Det Garda Craig Peterson of the Cork city Divisional Protective Services Unit, who investigated the case, said that when he arrested the stepfather for questioning about the complaint of cruelty, the man admitted he had slapped and roared at the girl and gave her cold showers as she had described.
He said that once the girl had come forward and made a statement of complaint against her stepfather, he had left the family home while he had entered an early plea to the charge of child cruelty, had no previous convictions and has not come to garda attention since his arrest.
Defence counsel, Jane Hyland SC pleaded for leniency, saying that her client had admitted physically assaulting the girl and he accepted that he had subjected her to cruelty while he apologised for his behaviour both at interview and to the girl in person before he left the family home.
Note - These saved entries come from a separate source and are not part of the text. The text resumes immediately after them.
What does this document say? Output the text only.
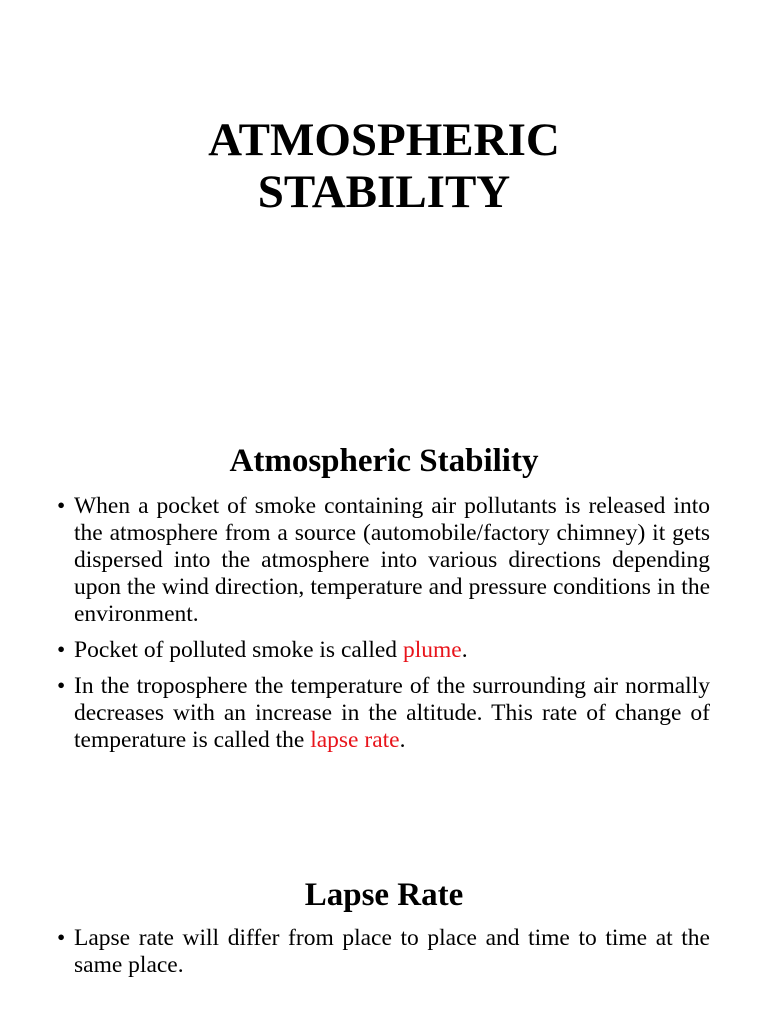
ATMOSPHERIC
STABILITY
Atmospheric Stability
• When a pocket of smoke containing air pollutants is released into the atmosphere from a source (automobile/factory chimney) it gets dispersed into the atmosphere into various directions depending upon the wind direction, temperature and pressure conditions in the environment.
• Pocket of polluted smoke is called plume.
• In the troposphere the temperature of the surrounding air normally decreases with an increase in the altitude. This rate of change of temperature is called the lapse rate.
Lapse Rate
• Lapse rate will differ from place to place and time to time at the same place.
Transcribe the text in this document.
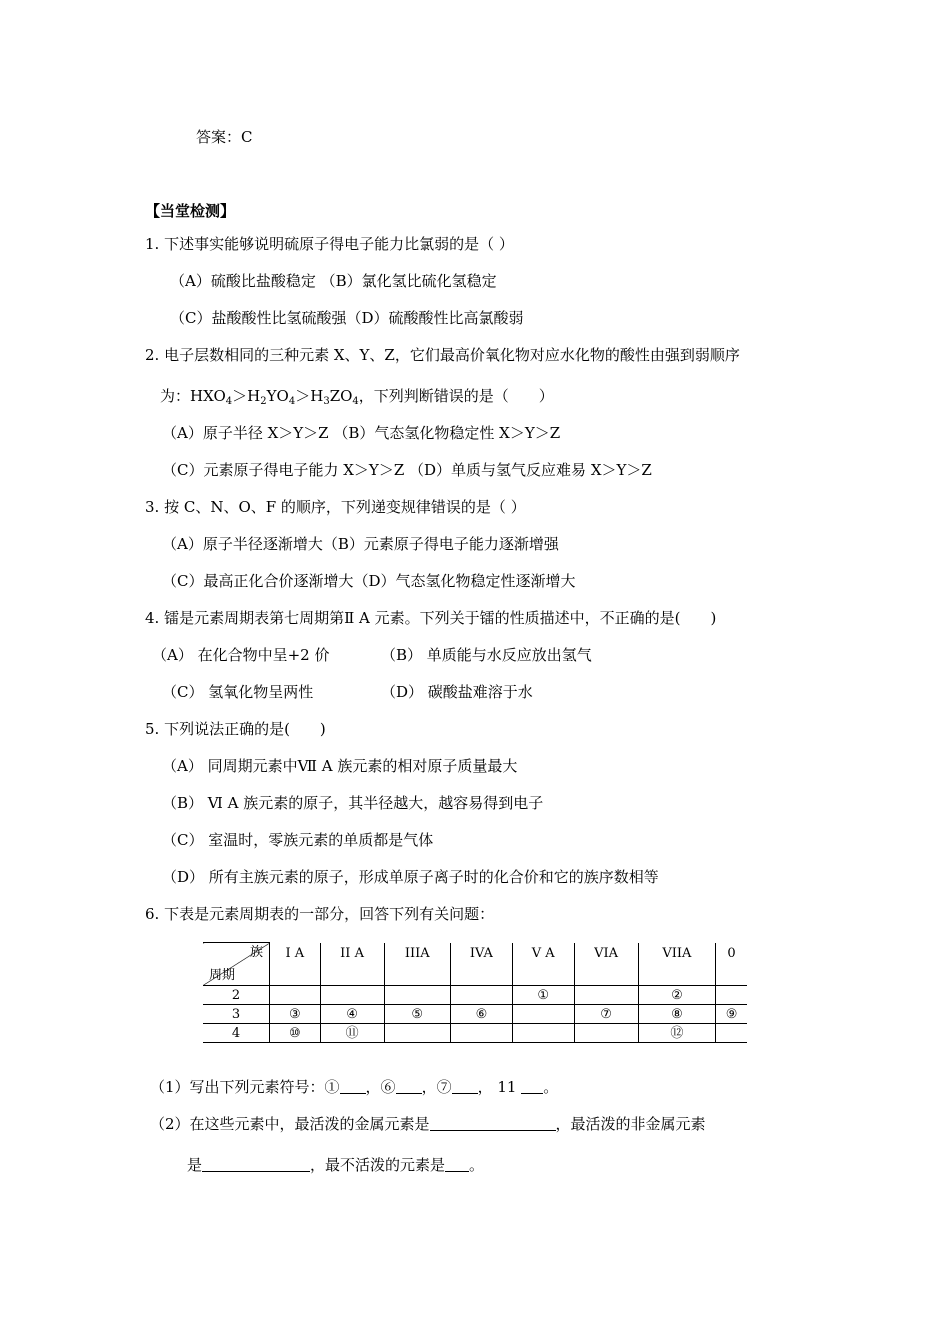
答案：C
【当堂检测】
1. 下述事实能够说明硫原子得电子能力比氯弱的是（ ）
（A）硫酸比盐酸稳定 （B）氯化氢比硫化氢稳定
（C）盐酸酸性比氢硫酸强（D）硫酸酸性比高氯酸弱
2. 电子层数相同的三种元素 X、Y、Z，它们最高价氧化物对应水化物的酸性由强到弱顺序
为：$HXO_4>H_2YO_4>H_3ZO_4$，下列判断错误的是（　　）
（A）原子半径 X＞Y＞Z （B）气态氢化物稳定性 X＞Y＞Z
（C）元素原子得电子能力 X＞Y＞Z （D）单质与氢气反应难易 X＞Y＞Z
3. 按 C、N、O、F 的顺序，下列递变规律错误的是（ ）
（A）原子半径逐渐增大（B）元素原子得电子能力逐渐增强
（C）最高正化合价逐渐增大（D）气态氢化物稳定性逐渐增大
4. 镭是元素周期表第七周期第Ⅱ A 元素。下列关于镭的性质描述中，不正确的是(　　)
（A） 在化合物中呈+2 价	（B） 单质能与水反应放出氢气
（C） 氢氧化物呈两性	（D） 碳酸盐难溶于水
5. 下列说法正确的是(　　)
（A） 同周期元素中Ⅶ A 族元素的相对原子质量最大
（B） Ⅵ A 族元素的原子，其半径越大，越容易得到电子
（C） 室温时，零族元素的单质都是气体
（D） 所有主族元素的原子，形成单原子离子时的化合价和它的族序数相等
6. 下表是元素周期表的一部分，回答下列有关问题：
族
周期	I A	II A	IIIA	IVA	V A	VIA	VIIA	0
2					①		②	
3	③	④	⑤	⑥		⑦	⑧	⑨
4	⑩	⑪					⑫	
（1）写出下列元素符号：① ，⑥ ，⑦ ， 11 。
（2）在这些元素中，最活泼的金属元素是	，最活泼的非金属元素
是	，最不活泼的元素是 。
She said that she was not seeking to understate the gravity of the offence, but he was a young man himself at the time and he was not well equipped to deal with what was a challenging situation and he reacted very badly to the girl’s meltdowns and dealt with them in completely the wrong way.
“He did not manage to deal with the situation as she should have ... he did apologise before he left the family home, but I am instructed to apologise again for his treatment of his stepdaughter when she was a small vulnerable child,” she said.
Ms Hyland said that a Probation Report on the accused showed that he was at a low risk of reoffending while his decision to plead guilty to the charge spared his victim from the trauma of having to give evidence in a trial and he had expressed a real and persistent remorse for his actions.
Judge Colin Daly noted that the man had admitted his culpability in what was a serious offence, subjecting a child to cruelty and an aggravating factor was the fact that he was acting in loco parentis to a child who was particularly vulnerable, both because of her age and her ADHD.
Yet another aggravating factor was the sustained period of time over which he had subjected the child to such cruel treatment, and he believed that such behaviour merited a headline sentence of three and a half years, but he would reduce it to two and a half years on foot of his guilty plea.
He said given the other mitigating factors including the fact the man had previously been of good character, was at low risk of reoffending, had co-operated with gardaí and expressed genuine remorse, he would suspend the last year, leaving the man with 18 months to serve in jail.